I ricercatori della Mayo Clinic identificano il legame tra i batteri intestinali e l’autoimmunità preclinica e l’invecchiamento nell’artrite reumatoide.

 

 

I batteri nell’intestino, utili per digerire il cibo e combattere le infezioni, sono stati a lungo sospettati di svolgere un ruolo essenziale nell’innescare l’artrite reumatoide, disturbo infiammatorio cronico che colpisce le articolazioni.

I ricercatori della Mayo Clinic hanno scoperto un legame tra un’abbondanza di specifici batteri intestinali e l’attivazione di una risposta immunitaria contro il tessuto di una persona.

Hanno anche scoperto che questo accade anche prima che compaiano i sintomi clinici dell’artrite reumatoide. Hanno pubblicato i loro risultati in un recente studio su Science Advances.

“Con l’avanzare dell’età, i nostri batteri intestinali e i loro sottoprodotti cambiano, il che influisce sul nostro sistema immunitario”, afferma l’autore senior Veena Taneja,  immunologo della Mayo Clinic.

Esiste un legame noto tra gli squilibri nei batteri intestinali, l’invecchiamento e l’artrite reumatoide, ma è difficile dimostrare questa connessione negli esseri umani. “Questa ricerca fa luce sulla complessa relazione tra microbiota intestinale e artrite reumatoide”.

Il Dr. Taneja spiega che è difficile determinare se il microbiota intestinale è la causa della malattia, perché una risposta autoimmune precede l’insorgenza dei sintomi clinici nei pazienti da uno a 10 anni.

“Il microbioma intestinale può contenere la chiave per comprendere l’invecchiamento sano, come evitare le malattie croniche e può portare a diagnosi e trattamenti più precoci”, afferma.

Utilizzando un modello preclinico (sperimentando in laboratorio e non sui pazienti), i ricercatori hanno determinato che il batterio intestinale Eggerthella lenta provoca una risposta autoimmune prima dell’insorgenza dei sintomi clinici dell’artrite reumatoide.

In tale risposta, il sistema immunitario produce autoanticorpi che erroneamente colpiscono e attaccano i tessuti e le cellule del corpo invece di invasori estranei, come batteri o virus.

Questo stesso microbo riduce anche aminoacidi come arginina, citrullina e metaboliti del triptofano a livelli più simili a quelli di persone molto più anziane, che vedono un graduale deterioramento del loro sistema immunitario a causa dell’invecchiamento.

Oltre alle loro scoperte, i ricercatori hanno notato una connessione tra Eggerthella lenta e livelli più elevati di questi autoanticorpi nelle pazienti di sesso femminile con artrite reumatoide, evidenziando l’importanza di considerare i fattori specifici di genere nella malattia.
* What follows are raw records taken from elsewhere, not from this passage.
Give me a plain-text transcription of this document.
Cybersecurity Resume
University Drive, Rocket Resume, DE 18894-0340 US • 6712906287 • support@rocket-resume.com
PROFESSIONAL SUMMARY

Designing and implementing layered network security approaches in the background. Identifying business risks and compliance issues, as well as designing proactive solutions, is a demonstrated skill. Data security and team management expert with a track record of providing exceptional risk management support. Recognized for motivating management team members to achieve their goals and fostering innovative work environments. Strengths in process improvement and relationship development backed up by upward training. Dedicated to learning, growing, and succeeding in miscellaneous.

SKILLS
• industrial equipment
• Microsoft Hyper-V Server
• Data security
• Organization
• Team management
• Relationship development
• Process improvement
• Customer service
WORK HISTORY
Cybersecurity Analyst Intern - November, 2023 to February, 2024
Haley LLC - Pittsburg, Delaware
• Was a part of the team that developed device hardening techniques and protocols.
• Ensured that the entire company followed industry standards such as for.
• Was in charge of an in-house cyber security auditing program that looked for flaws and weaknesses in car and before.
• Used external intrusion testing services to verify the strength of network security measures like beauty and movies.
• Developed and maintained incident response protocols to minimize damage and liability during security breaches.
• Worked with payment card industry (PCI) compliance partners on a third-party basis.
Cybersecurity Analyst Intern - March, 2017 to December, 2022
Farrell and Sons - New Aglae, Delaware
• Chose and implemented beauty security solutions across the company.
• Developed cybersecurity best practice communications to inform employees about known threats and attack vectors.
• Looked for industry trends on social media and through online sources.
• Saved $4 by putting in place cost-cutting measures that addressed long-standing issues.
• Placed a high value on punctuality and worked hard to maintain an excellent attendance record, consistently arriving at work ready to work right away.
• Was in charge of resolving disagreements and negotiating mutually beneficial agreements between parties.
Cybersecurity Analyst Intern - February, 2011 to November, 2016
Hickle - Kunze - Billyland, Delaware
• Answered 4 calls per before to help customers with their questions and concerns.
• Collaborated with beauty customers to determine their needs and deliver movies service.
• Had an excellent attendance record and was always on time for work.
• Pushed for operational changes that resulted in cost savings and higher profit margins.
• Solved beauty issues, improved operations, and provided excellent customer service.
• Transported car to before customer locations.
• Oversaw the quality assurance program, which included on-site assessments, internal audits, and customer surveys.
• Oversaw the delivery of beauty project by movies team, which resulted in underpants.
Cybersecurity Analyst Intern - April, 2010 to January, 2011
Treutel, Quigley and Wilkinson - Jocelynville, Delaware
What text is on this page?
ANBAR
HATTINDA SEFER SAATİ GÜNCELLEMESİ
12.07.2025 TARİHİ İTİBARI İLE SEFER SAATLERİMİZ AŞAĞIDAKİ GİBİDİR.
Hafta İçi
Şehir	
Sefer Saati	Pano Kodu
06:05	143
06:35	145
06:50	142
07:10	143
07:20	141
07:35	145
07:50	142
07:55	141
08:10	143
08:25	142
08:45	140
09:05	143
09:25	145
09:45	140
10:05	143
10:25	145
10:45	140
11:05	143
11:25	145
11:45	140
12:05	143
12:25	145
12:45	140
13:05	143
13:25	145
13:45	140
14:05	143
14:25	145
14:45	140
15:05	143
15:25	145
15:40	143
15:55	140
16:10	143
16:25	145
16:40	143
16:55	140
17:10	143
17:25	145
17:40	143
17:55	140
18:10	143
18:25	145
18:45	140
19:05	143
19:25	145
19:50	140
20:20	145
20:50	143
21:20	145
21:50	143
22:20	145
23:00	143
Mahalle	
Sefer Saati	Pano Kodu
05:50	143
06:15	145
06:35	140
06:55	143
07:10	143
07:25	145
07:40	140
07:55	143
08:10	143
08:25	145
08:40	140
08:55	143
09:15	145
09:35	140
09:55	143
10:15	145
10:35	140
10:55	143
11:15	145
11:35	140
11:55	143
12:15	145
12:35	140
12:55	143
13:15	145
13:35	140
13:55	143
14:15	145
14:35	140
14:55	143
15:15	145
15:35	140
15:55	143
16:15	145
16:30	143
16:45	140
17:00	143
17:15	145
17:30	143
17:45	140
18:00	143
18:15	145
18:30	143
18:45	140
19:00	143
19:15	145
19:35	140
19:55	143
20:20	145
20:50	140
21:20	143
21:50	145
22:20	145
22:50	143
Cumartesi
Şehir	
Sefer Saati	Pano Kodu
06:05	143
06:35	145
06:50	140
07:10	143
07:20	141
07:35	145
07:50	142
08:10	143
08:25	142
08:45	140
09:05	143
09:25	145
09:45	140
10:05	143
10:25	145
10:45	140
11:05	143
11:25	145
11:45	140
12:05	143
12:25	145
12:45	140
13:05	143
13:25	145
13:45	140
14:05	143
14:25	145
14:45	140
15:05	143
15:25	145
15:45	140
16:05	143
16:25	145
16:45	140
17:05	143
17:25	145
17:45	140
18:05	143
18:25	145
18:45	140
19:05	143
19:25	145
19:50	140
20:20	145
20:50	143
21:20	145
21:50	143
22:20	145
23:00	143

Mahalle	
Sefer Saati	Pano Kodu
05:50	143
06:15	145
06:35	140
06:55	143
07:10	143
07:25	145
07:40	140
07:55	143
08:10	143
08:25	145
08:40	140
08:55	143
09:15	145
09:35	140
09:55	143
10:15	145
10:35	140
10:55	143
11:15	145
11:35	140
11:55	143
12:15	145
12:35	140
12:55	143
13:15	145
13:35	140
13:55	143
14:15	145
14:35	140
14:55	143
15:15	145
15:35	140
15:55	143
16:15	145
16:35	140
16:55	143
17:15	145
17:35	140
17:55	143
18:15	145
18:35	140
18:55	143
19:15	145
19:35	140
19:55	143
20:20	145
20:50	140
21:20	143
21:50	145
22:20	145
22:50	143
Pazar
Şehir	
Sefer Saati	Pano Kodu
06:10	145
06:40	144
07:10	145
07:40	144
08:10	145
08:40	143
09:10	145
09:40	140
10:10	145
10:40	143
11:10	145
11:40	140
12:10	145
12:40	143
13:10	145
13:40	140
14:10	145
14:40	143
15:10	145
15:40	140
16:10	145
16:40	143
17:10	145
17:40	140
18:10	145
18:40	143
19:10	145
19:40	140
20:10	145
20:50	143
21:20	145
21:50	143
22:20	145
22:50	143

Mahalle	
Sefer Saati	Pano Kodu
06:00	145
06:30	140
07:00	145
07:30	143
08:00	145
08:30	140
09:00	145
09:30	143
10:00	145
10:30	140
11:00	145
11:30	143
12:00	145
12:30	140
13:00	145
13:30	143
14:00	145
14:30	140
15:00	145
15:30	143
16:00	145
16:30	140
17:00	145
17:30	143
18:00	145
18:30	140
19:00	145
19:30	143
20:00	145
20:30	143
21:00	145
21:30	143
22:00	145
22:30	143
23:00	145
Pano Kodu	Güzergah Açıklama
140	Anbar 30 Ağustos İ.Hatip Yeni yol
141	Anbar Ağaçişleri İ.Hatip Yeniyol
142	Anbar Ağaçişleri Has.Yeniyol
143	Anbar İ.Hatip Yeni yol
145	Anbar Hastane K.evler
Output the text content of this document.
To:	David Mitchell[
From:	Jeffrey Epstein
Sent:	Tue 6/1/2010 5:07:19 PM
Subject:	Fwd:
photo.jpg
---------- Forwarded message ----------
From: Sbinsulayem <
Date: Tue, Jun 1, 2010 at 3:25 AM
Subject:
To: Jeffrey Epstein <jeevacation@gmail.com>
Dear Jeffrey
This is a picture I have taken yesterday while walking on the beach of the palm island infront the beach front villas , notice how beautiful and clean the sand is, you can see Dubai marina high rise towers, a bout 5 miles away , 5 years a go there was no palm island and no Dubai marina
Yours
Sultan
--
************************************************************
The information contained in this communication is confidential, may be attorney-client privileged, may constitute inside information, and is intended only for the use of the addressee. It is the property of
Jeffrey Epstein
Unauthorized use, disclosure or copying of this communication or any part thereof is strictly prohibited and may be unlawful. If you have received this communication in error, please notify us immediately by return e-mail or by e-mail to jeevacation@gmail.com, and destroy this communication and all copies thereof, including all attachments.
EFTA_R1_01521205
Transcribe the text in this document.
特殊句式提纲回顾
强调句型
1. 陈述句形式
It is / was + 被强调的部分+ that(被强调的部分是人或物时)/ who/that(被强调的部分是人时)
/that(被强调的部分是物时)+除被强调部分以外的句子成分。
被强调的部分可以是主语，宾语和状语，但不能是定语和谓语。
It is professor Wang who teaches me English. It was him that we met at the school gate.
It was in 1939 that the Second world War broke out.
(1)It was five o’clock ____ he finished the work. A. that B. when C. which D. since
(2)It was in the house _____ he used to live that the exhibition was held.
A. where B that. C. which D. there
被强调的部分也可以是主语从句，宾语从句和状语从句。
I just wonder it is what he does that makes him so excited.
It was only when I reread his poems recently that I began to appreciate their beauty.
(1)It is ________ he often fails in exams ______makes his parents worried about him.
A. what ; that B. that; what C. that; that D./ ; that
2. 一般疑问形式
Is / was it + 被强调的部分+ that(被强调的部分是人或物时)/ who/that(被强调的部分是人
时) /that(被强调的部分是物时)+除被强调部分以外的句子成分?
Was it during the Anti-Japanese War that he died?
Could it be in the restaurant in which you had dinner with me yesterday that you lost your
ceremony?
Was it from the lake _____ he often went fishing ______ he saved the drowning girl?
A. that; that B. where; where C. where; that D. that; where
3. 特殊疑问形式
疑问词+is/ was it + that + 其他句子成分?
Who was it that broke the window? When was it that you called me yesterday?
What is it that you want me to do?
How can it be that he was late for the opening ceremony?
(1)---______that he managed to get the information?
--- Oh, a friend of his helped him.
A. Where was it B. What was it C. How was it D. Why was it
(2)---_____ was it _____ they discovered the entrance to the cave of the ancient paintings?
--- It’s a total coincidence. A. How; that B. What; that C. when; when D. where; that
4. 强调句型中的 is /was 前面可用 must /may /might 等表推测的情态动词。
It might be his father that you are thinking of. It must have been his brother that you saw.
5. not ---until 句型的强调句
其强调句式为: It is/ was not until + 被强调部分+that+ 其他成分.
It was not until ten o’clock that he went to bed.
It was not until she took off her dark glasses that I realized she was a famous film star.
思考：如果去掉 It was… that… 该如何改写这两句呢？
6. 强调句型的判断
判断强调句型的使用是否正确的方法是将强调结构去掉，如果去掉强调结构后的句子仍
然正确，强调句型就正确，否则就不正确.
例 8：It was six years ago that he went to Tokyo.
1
L’artrite reumatoide ha una predisposizione genetica, ma molte persone potrebbero non sapere se sono a rischio di artrite reumatoide grave.

Questo biomarcatore può aiutare a diagnosticare l’artrite reumatoide grave e valutare la sua progressione.

La ricerca suggerisce che i medici potrebbero utilizzare le misurazioni dei sottoprodotti metabolici indotti da questi batteri intestinali come marker per la gravità della malattia.

Nei casi familiari e nelle persone che ospitano geni sensibili all’artrite reumatoide, i ricercatori affermano che il sequenziamento di batteri, autoanticorpi e metaboliti – specialmente nelle femmine sane – può aiutare a prevedere la probabilità che sviluppino l’artrite reumatoide.

I ricercatori hanno in programma di lavorare su come i medici possono usare Eggerthella lenta nelle loro diagnosi, specialmente nelle donne.

Studieranno se il targeting con antibiotici o geni e metaboliti specifici può influenzare l’autoimmunità preclinica nell’artrite reumatoide. Stanno anche esplorando il legame tra Eggerthella lenta e il suo effetto sull’invecchiamento.